How to keep an IPSC training journal you'll actually use
Most training journals die in week three. Not because shooters lack discipline, but because the journal asks for too much. A journal you keep is one you can fill in under a minute — and that still tells you what to do next.
Why journals get abandoned
The classic failure is ambition. You start with a beautiful notebook, long prose entries, and a plan to record everything. Three sessions later it is a chore, and a chore loses to a tired drive home. The fix is not more willpower — it is a lighter format. Record less, but record it every time.
Step 1 — Record only what you'll use
An IPSC training journal does not need your feelings. It needs four things:
- Date and type — live fire or dry fire.
- Drills run — pulled from your library, not re-described.
- Key numbers — times, hit factors, rep counts.
- One takeaway — a single sentence on what to fix next.
That is a 30-second entry. Anything heavier and you are designing a journal for a version of yourself who does not exist after a long range day.

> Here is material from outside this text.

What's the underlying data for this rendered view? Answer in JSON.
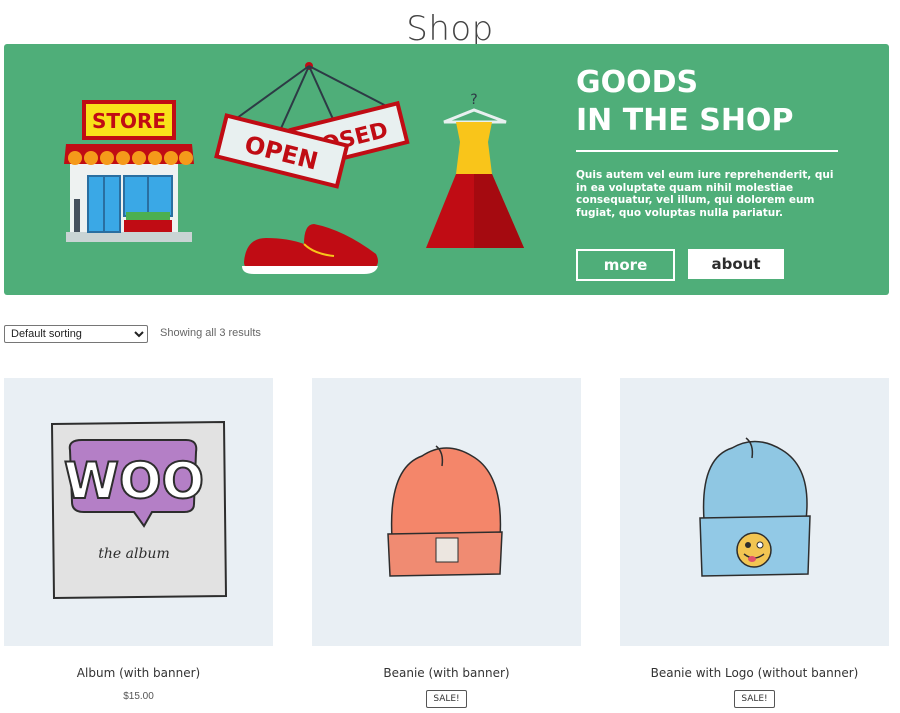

Step 2 — Standardise each entry
Use the same fields every time. Consistency is what makes a journal reviewable: when March and June entries have the same shape, you can compare them in seconds. This is also where a structured tool beats free-text — the fields are already there, so you just fill them.
Step 3 — Log in the moment
Numbers written from memory are fiction. Capture times and reps as they happen. This is the same principle behind tracking dry fire practice: the record is only worth keeping if it is accurate, and accuracy means logging live, not later.
Step 4 — Add one takeaway per session
This single line is what separates a journal from a spreadsheet. "Reload was slow under pressure — drill it Thursday." "Transitions felt rushed, points down up." The takeaway is the bridge from recording the past to planning the future. Without it, you have data; with it, you have direction.
Step 5 — Review weekly
Once a week, skim your entries. You are looking for patterns: the skill that keeps showing up in your takeaways, the drill that has not moved, the week you trained four times and felt sharp. Then set the next week's focus. For turning those numbers into measurable improvement, see how to track USPSA progress.
Paper, spreadsheet, or app?
Any medium works if it is fast. Paper is frictionless to write but impossible to trend. Spreadsheets trend well but are slow on a phone at the range. A purpose-built tracker like SplitZero aims for both: structured entries you fill in a tap, with progress you can actually read. Pick whichever you will still be using in three months.